Keynote

Toward Slow Communities

The word “community” is everywhere in academia today; in our digital humanities programs, we seek to foster “communities of practice” who can work together as they build knowledge; we engage in community-oriented outreach to connect our projects to wider publics; we seek broader engagement with the “DH community” as we share our work with our peers.

But who are these communities, and how can we build with and towards them in ethical, responsible, respectful, and reciprocal ways? Building on recent work by scholars such as Kim Christen and Jane Anderson, who have explored the concept of “slow archives,” this talk proposes a model of DH community building that is grounded in decolonial practices and marked by ethical engagement on a variety of scales.
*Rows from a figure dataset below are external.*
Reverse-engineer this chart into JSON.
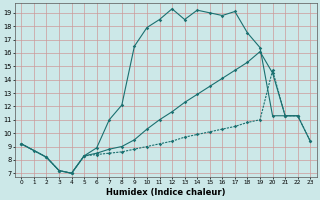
{
  "xlabel": "Humidex (Indice chaleur)",
  "xlim": [
    -0.5,
    23.5
  ],
  "ylim": [
    6.7,
    19.7
  ],
  "yticks": [
    7,
    8,
    9,
    10,
    11,
    12,
    13,
    14,
    15,
    16,
    17,
    18,
    19
  ],
  "xticks": [
    0,
    1,
    2,
    3,
    4,
    5,
    6,
    7,
    8,
    9,
    10,
    11,
    12,
    13,
    14,
    15,
    16,
    17,
    18,
    19,
    20,
    21,
    22,
    23
  ],
  "bg_color": "#cce8e8",
  "grid_color": "#cc9999",
  "line_color": "#1a7070",
  "line1_x": [
    0,
    1,
    2,
    3,
    4,
    5,
    6,
    7,
    8,
    9,
    10,
    11,
    12,
    13,
    14,
    15,
    16,
    17,
    18,
    19,
    20,
    21,
    22
  ],
  "line1_y": [
    9.2,
    8.7,
    8.2,
    7.2,
    7.0,
    8.3,
    8.9,
    11.0,
    12.1,
    16.5,
    17.9,
    18.5,
    19.3,
    18.5,
    19.2,
    19.0,
    18.8,
    19.1,
    17.5,
    16.4,
    11.3,
    11.3,
    11.3
  ],
  "line2_x": [
    0,
    2,
    3,
    4,
    5,
    6,
    7,
    8,
    9,
    10,
    11,
    12,
    13,
    14,
    15,
    16,
    17,
    18,
    19,
    20,
    21,
    22,
    23
  ],
  "line2_y": [
    9.2,
    8.2,
    7.2,
    7.0,
    8.3,
    8.5,
    8.8,
    9.0,
    9.5,
    10.3,
    11.0,
    11.6,
    12.3,
    12.9,
    13.5,
    14.1,
    14.7,
    15.3,
    16.1,
    14.5,
    11.3,
    11.3,
    9.4
  ],
  "line3_x": [
    0,
    2,
    3,
    4,
    5,
    6,
    7,
    8,
    9,
    10,
    11,
    12,
    13,
    14,
    15,
    16,
    17,
    18,
    19,
    20,
    21,
    22,
    23
  ],
  "line3_y": [
    9.2,
    8.2,
    7.2,
    7.0,
    8.3,
    8.4,
    8.5,
    8.6,
    8.8,
    9.0,
    9.2,
    9.4,
    9.7,
    9.9,
    10.1,
    10.3,
    10.5,
    10.8,
    11.0,
    14.7,
    11.3,
    11.3,
    9.4
  ]
}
Considering how DH relationships can be built at the level of the individual, the institution, and the field, this talk situates the potential for engagement in geopolitical organizations such as ADHO within a wider frame based on an ethic of care and a resistance to the forces of surveillance capitalism.

Associate Professor Matt Gold

The City University of New York

Matthew K. Gold is Associate Professor of English and Digital Humanities at the Graduate Center of the City University of New York (CUNY), where he is the founding Director of the M.A. Program in Digital Humanities and the M.S. Program in Data Analysis and Visualization. At the Graduate Center, he serves as Advisor to the Provost for Digital Initiatives, Director of the CUNY Academic Commons, and Director of the GC Digital Scholarship Lab. He is currently leading work on the GC’s forthcoming Center for Digital Scholarship and Data Visualization.
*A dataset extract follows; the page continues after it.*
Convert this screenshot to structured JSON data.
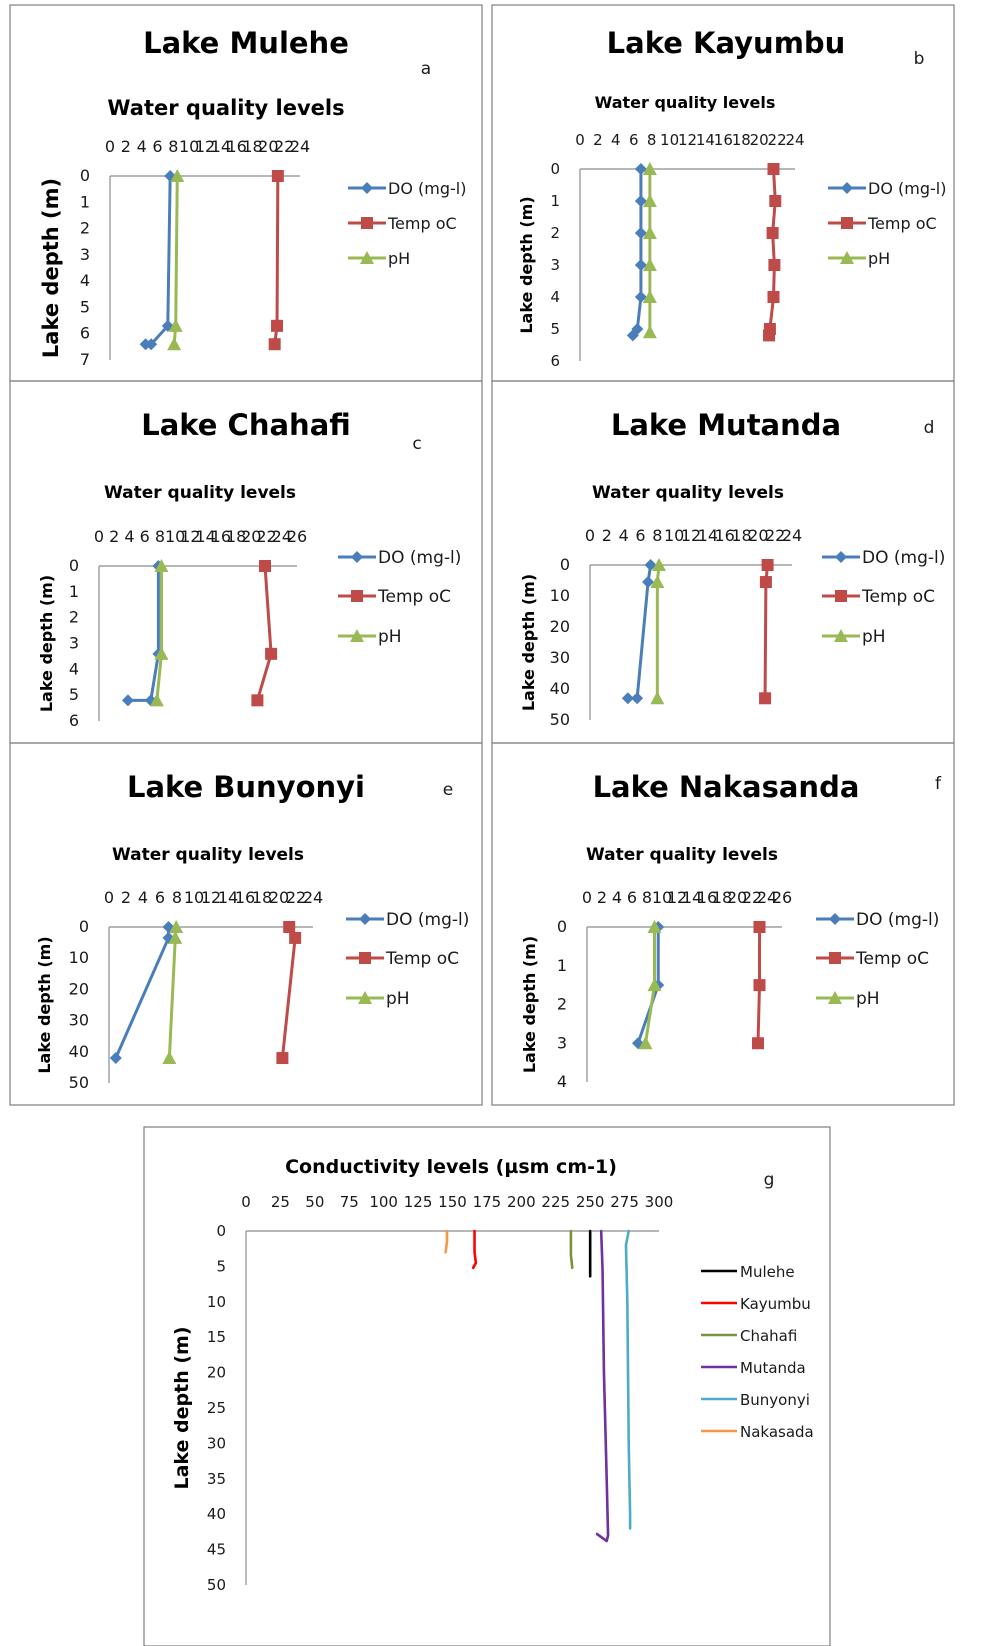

As a scholar, he has published widely on the digital humanities and digital pedagogy. He recently co-edited Digital Pedagogy in the Humanities (Modern Language Association, 2020) and Debates in the Digital Humanities 2019 (University of Minnesota Press, 2019). With Lauren F. Klein, He co-edits the Debates in the Digital Humanities book series from the University of Minnesota Press and has published several volumes with the Press, including Debates in the Digital Humanities (2012) and Debates in the Digital Humanities 2016. He has published work in a variety of peer-reviewed journals and edited collections.
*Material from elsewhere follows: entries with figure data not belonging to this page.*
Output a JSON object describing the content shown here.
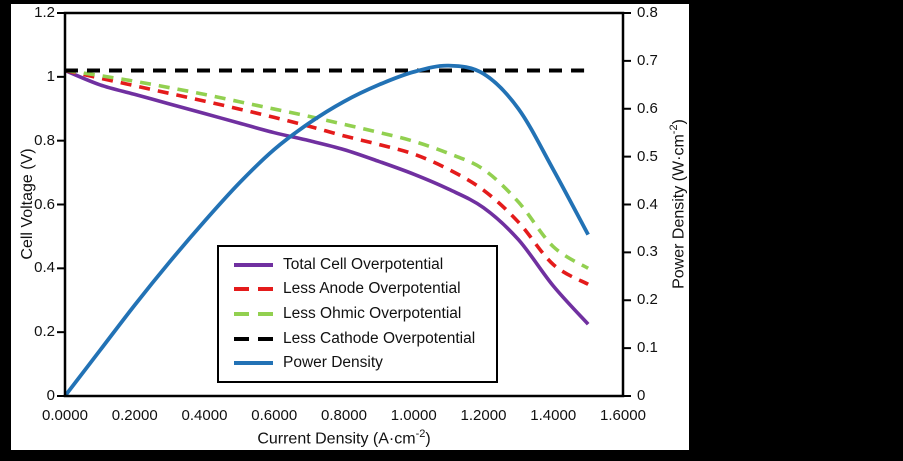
{
  "colors": {
    "canvas_bg": "#000000",
    "panel_bg": "#ffffff",
    "axis": "#000000",
    "text": "#111111"
  },
  "chart_data": {
    "type": "line",
    "title": "",
    "xlabel": {
      "pre": "Current Density (A·cm",
      "sup": "-2",
      "post": ")"
    },
    "ylabel_left": "Cell Voltage (V)",
    "ylabel_right": {
      "pre": "Power Density (W·cm",
      "sup": "-2",
      "post": ")"
    },
    "xlim": [
      0,
      1.6
    ],
    "ylim_left": [
      0,
      1.2
    ],
    "ylim_right": [
      0,
      0.8
    ],
    "grid": false,
    "legend_position": "inside-bottom-center",
    "x_ticks": [
      "0.0000",
      "0.2000",
      "0.4000",
      "0.6000",
      "0.8000",
      "1.0000",
      "1.2000",
      "1.4000",
      "1.6000"
    ],
    "y_ticks_left": [
      "0",
      "0.2",
      "0.4",
      "0.6",
      "0.8",
      "1",
      "1.2"
    ],
    "y_ticks_right": [
      "0",
      "0.1",
      "0.2",
      "0.3",
      "0.4",
      "0.5",
      "0.6",
      "0.7",
      "0.8"
    ],
    "x": [
      0,
      0.1,
      0.2,
      0.3,
      0.4,
      0.5,
      0.6,
      0.7,
      0.8,
      0.9,
      1.0,
      1.1,
      1.2,
      1.3,
      1.4,
      1.5
    ],
    "series": [
      {
        "name": "Total Cell Overpotential",
        "axis": "left",
        "color": "#7030A0",
        "style": "solid",
        "width": 3.6,
        "values": [
          1.02,
          0.975,
          0.945,
          0.915,
          0.885,
          0.855,
          0.825,
          0.8,
          0.772,
          0.735,
          0.695,
          0.648,
          0.59,
          0.49,
          0.345,
          0.225
        ]
      },
      {
        "name": "Less Anode Overpotential",
        "axis": "left",
        "color": "#E41B1B",
        "style": "dashed",
        "width": 3.6,
        "values": [
          1.02,
          0.996,
          0.972,
          0.948,
          0.924,
          0.899,
          0.873,
          0.845,
          0.815,
          0.788,
          0.758,
          0.71,
          0.645,
          0.545,
          0.412,
          0.35
        ]
      },
      {
        "name": "Less Ohmic Overpotential",
        "axis": "left",
        "color": "#92D050",
        "style": "dashed",
        "width": 3.6,
        "values": [
          1.02,
          1.004,
          0.986,
          0.966,
          0.945,
          0.922,
          0.899,
          0.876,
          0.851,
          0.826,
          0.798,
          0.76,
          0.71,
          0.608,
          0.468,
          0.4
        ]
      },
      {
        "name": "Less Cathode Overpotential",
        "axis": "left",
        "color": "#000000",
        "style": "dashed",
        "width": 4,
        "values": [
          1.02,
          1.02,
          1.02,
          1.02,
          1.02,
          1.02,
          1.02,
          1.02,
          1.02,
          1.02,
          1.02,
          1.02,
          1.02,
          1.02,
          1.02,
          1.02
        ]
      },
      {
        "name": "Power Density",
        "axis": "right",
        "color": "#2272B5",
        "style": "solid",
        "width": 3.8,
        "values": [
          0.0,
          0.095,
          0.19,
          0.28,
          0.365,
          0.445,
          0.515,
          0.57,
          0.615,
          0.65,
          0.677,
          0.69,
          0.673,
          0.6,
          0.473,
          0.337
        ]
      }
    ]
  }
}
His collaborative digital humanities projects, including Manifold ScholarshipCommons In A Box, and Looking for Whitman have been supported by grants from the NEH Office of Digital Humanities, the National Science Foundation, the U.S. Department of Education, the Andrew W. Mellon Foundation, the Alfred P. Sloan Foundation, the Carnegie Corporation, and the Ford Foundation.

He recently served as President of the Association for Computers and the Humanities and of the Constituent Organization Board of the Association for Digital Humanities Organizations.